A volte socchiudeva gli occhi sentendosi presto afferrare da un soave senso di abbandono e da dolci immagini... e il suo corpo immancabilmente reagiva, facendo ardere il desiderio nei suoi lombi. E provava, crescente, il desiderio di tuffarsi in quell'amore che il ragazzo gli offriva, di provare la voluttà che con l'amore gli avrebbe certamente donato.
A volte, si fermava a guardare, oltre il breve tratto di mare, l'isolotto, o meglio lo scoglio di Santo Stefano, che si ergeva poco lontano con il suo ergastolo, e che sembrava avido di luce e che supplicasse il sole morente di baciarlo, dandogli un ultimo saluto.

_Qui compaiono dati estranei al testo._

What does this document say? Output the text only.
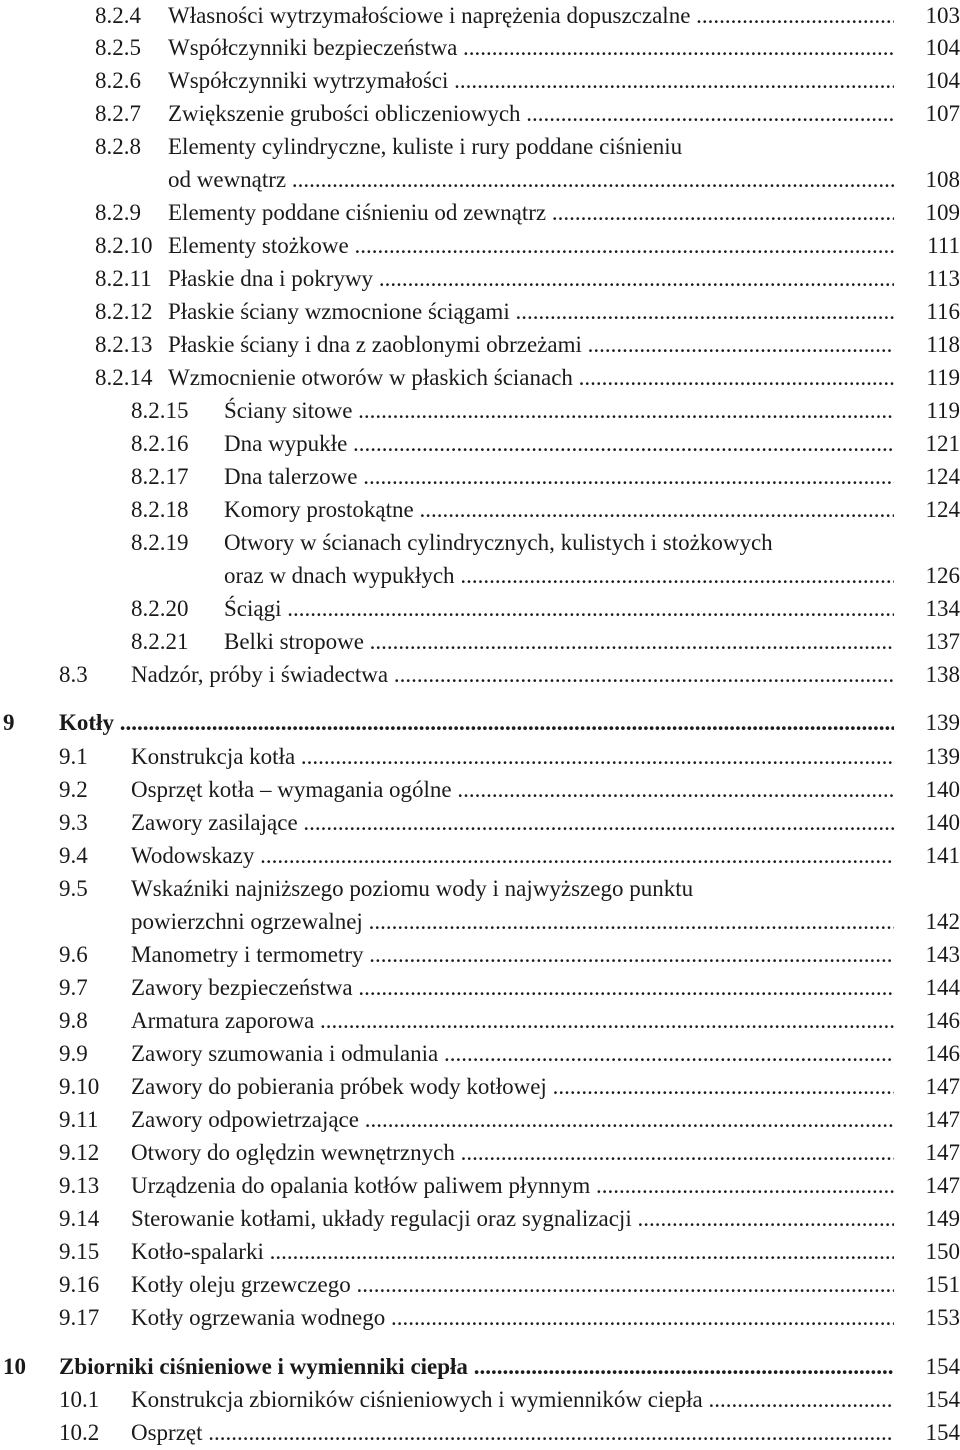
8.2.4 Własności wytrzymałościowe i naprężenia dopuszczalne .....	103
8.2.5 Współczynniki bezpieczeństwa .....	104
8.2.6 Współczynniki wytrzymałości .....	104
8.2.7 Zwiększenie grubości obliczeniowych .....	107
8.2.8 Elementy cylindryczne, kuliste i rury poddane ciśnieniu
od wewnątrz .....	108
8.2.9 Elementy poddane ciśnieniu od zewnątrz .....	109
8.2.10 Elementy stożkowe .....	111
8.2.11 Płaskie dna i pokrywy .....	113
8.2.12 Płaskie ściany wzmocnione ściągami .....	116
8.2.13 Płaskie ściany i dna z zaoblonymi obrzeżami .....	118
8.2.14 Wzmocnienie otworów w płaskich ścianach .....	119
8.2.15 Ściany sitowe .....	119
8.2.16 Dna wypukłe .....	121
8.2.17 Dna talerzowe .....	124
8.2.18 Komory prostokątne .....	124
8.2.19 Otwory w ścianach cylindrycznych, kulistych i stożkowych
oraz w dnach wypukłych .....	126
8.2.20 Ściągi .....	134
8.2.21 Belki stropowe .....	137
8.3 Nadzór, próby i świadectwa .....	138
9 Kotły .....	139
9.1 Konstrukcja kotła .....	139
9.2 Osprzęt kotła – wymagania ogólne .....	140
9.3 Zawory zasilające .....	140
9.4 Wodowskazy .....	141
9.5 Wskaźniki najniższego poziomu wody i najwyższego punktu
powierzchni ogrzewalnej .....	142
9.6 Manometry i termometry .....	143
9.7 Zawory bezpieczeństwa .....	144
9.8 Armatura zaporowa .....	146
9.9 Zawory szumowania i odmulania .....	146
9.10 Zawory do pobierania próbek wody kotłowej .....	147
9.11 Zawory odpowietrzające .....	147
9.12 Otwory do oględzin wewnętrznych .....	147
9.13 Urządzenia do opalania kotłów paliwem płynnym .....	147
9.14 Sterowanie kotłami, układy regulacji oraz sygnalizacji .....	149
9.15 Kotło-spalarki .....	150
9.16 Kotły oleju grzewczego .....	151
9.17 Kotły ogrzewania wodnego .....	153
10 Zbiorniki ciśnieniowe i wymienniki ciepła .....	154
10.1 Konstrukcja zbiorników ciśnieniowych i wymienników ciepła .....	154
10.2 Osprzęt .....	154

E gli sembrava che lo scoglio gemesse mentre si illuminava divenendo quasi di fuoco nell'ora affascinante del tramonto. Che pregasse di essere liberato dal peso dell'ergastolo che sorgeva su esso... e che sembrava racchiudere l'anima tormentata di Aldemaro.
Doveva combattere con se stesso per non andare, ogni mattina e ogni sera, in via degli Olivi, per rivedere Aniello e godere della sua visione. E ora, quando vi si recava, sentiva un grato calore scaldargli il cuore e i lombi, sapendo che il sorriso di Aniello era qualcosa di speciale, era veramente, completamente per lui. Un calore che nasceva nel cuore, ma che presto gli si focalizzava altrove.
Aniello, anche le volte in cui erano soli nel caffè, non era mai più tornato sul loro discorso, e di questo Aldemaro gli era grato. Però aveva iniziato a dargli il caffè accompagnandolo con le parole "per te..." e gli permetteva di pagare solo le sigarette, mai il caffè.
"Perché le sigarette me le lasci pagare e il caffè no?" gli aveva chiesto una volta.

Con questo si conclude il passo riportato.